L’Ukraine revendique de contrôler plus de 1.250 km2 de territoire russe, ce qui engloberait 92 localités. Une conquête symbolique en regard de la superficie de la Russie (17.234.033 km2) et, aussi, des gains territoriaux engrangés par l’armée russe en Ukraine depuis la première invasion de 2014 (108.070 km2). Il n’empêche, même symbolique, la première conquête de terres russes par une force étrangère depuis la Seconde Guerre mondiale est un choc pour la Russie.

«Il y a quelques mois, si l’on avait entendu parler de notre projet, beaucoup auraient dit qu’il dépasserait la ligne rouge.»

L’étonnement continue de prévaloir par rapport à la facilité avec laquelle les Ukrainiens se sont déployés sur le sol russe. En raison de la mobilisation des forces combattantes sur le front ukrainien, la frontière dans la région de Koursk n’était apparemment tenue que par des conscrits. Pire, d’après des médias locaux, le général Essedoulla Abatchev, en charge de la protection de la zone frontalière dans la région de Koursk, avait prévenu sa hiérarchie d’une concentration anormale de troupes ukrainiennes de l’autre côté de la ligne de démarcation.

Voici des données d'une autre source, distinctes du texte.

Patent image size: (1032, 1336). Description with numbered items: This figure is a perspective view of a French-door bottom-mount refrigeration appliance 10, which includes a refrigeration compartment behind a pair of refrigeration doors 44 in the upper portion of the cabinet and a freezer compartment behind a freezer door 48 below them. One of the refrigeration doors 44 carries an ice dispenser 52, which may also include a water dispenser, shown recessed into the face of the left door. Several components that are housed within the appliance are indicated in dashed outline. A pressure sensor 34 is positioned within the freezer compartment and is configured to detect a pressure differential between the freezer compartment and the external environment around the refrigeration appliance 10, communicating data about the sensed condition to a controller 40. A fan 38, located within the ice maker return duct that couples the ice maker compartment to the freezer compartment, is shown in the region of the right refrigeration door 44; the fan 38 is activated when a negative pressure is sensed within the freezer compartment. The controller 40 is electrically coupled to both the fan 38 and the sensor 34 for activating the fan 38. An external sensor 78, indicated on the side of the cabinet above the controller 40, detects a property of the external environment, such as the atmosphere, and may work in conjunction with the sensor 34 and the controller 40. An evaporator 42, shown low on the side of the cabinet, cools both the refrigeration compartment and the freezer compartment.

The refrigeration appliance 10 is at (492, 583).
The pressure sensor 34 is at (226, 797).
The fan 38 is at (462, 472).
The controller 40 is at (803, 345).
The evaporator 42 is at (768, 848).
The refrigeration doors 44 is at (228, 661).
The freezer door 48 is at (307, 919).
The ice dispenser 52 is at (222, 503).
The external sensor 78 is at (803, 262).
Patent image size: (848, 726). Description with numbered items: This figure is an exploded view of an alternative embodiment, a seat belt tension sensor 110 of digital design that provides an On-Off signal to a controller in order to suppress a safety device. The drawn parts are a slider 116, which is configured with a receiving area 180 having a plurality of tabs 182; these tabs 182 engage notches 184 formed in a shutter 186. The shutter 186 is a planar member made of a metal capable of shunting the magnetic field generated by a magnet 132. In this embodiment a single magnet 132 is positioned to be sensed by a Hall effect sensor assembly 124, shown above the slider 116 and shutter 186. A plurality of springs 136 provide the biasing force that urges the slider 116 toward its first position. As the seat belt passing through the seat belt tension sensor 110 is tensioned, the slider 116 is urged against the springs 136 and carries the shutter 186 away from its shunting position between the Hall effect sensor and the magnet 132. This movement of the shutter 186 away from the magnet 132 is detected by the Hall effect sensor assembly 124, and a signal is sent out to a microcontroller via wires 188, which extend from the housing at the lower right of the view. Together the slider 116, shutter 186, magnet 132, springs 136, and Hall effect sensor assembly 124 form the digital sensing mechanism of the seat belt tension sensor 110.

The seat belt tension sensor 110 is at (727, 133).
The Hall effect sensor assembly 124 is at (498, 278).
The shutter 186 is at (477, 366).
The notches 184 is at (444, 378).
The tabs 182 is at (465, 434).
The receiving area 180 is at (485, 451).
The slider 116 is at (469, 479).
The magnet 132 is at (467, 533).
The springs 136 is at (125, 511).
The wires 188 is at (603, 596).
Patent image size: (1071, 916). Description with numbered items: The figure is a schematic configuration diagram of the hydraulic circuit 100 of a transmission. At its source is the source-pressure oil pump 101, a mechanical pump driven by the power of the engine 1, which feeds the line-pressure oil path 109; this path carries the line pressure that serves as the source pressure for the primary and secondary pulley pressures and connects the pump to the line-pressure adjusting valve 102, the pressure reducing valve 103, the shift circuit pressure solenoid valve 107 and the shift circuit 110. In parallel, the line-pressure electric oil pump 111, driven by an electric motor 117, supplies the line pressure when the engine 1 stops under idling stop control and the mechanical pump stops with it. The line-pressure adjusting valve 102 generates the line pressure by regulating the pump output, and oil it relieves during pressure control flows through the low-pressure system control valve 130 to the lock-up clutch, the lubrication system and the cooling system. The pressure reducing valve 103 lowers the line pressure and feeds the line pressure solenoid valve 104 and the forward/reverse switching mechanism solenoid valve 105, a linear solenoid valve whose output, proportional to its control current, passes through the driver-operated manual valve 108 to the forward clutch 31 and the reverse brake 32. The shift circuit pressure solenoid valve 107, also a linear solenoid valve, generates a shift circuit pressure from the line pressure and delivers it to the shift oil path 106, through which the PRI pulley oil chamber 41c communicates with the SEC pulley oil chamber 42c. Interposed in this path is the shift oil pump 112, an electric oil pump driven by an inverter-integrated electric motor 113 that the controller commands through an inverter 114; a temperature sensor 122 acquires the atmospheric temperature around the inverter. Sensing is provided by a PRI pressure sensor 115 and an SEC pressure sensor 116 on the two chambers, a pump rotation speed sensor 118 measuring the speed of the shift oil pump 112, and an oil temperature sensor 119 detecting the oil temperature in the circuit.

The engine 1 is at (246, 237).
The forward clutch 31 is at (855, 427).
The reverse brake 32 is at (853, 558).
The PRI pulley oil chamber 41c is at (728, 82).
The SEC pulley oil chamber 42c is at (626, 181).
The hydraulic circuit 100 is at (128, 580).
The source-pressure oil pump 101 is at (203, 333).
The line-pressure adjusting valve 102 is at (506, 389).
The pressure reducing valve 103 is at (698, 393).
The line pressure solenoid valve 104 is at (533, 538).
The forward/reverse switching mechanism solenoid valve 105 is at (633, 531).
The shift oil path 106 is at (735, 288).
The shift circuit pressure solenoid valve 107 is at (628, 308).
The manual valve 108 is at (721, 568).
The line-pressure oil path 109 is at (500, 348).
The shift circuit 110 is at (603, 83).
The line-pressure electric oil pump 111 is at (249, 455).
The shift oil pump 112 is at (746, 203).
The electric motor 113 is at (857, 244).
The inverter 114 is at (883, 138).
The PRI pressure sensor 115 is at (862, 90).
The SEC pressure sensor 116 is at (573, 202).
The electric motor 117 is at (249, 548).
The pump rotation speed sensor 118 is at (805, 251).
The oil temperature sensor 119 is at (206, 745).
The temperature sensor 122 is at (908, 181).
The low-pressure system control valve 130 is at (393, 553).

L’avertissement a été négligé… La réaction de l’appareil politico-militaire russe surprend aussi à deux titres. La réplique sur le terrain met énormément de temps à s’opérer. Tout juste le ministère russe de la Défense a-t-il annoncé, le 20 août, que le quartier général de la 47e brigade des forces armées ukrainiennes situé dans la région de Soumy avait été détruit et l’agence de presse russe RIA a-t-elle assuré que 19 soldats ukrainiens ont été capturés dans la région de Koursk. Même la parade politique au coup des Ukrainiens apparaît en deçà de l’arsenal traditionnel des diatribes de Vladimir Poutine: pas de réitération de la menace du recours à l’arme nucléaire, pas d’invocation de la provocation des Occidentaux et de l’Otan qui auraient orchestré l’incursion ukrainienne. La sidération ou la volonté de minimiser l’acte empêcheraient-elles cette fois la rhétorique belliqueuse?

L’étonnement s’impose précisément également face à l’attitude des Occidentaux. Volodymyr Zelensky a laissé entendre dans sa prise de parole du 19 août que les alliés de l’Ukraine n’avaient pas été informés de l’opération. «Il y a quelques mois, si l’on avait entendu parler de notre projet d’opération dans la région de Koursk, beaucoup de gens dans le monde auraient dit que c’était impossible et que cela dépasserait la ligne rouge la plus stricte de toutes celles que la Russie a tracées. C’est pourquoi personne n’était au courant de nos préparatifs», a justifié le président. Est-ce à dire que les alliés, s’ils ont tout de même été prévenus de l’opération, ne l’ont été qu’en dernière minute? La plupart ont, en tout cas, endossé l’initiative après-coup, mais pas avec une vigueur décoiffante. Cette frilosité présumée pourrait s’expliquer par le malaise que l’initiative suscite comme par la crainte des représailles qu’elle pourrait provoquer, puisqu’une ligne rouge aurait été franchie, dans le chef de Vladimir Poutine, humilié comme il l’a rarement été.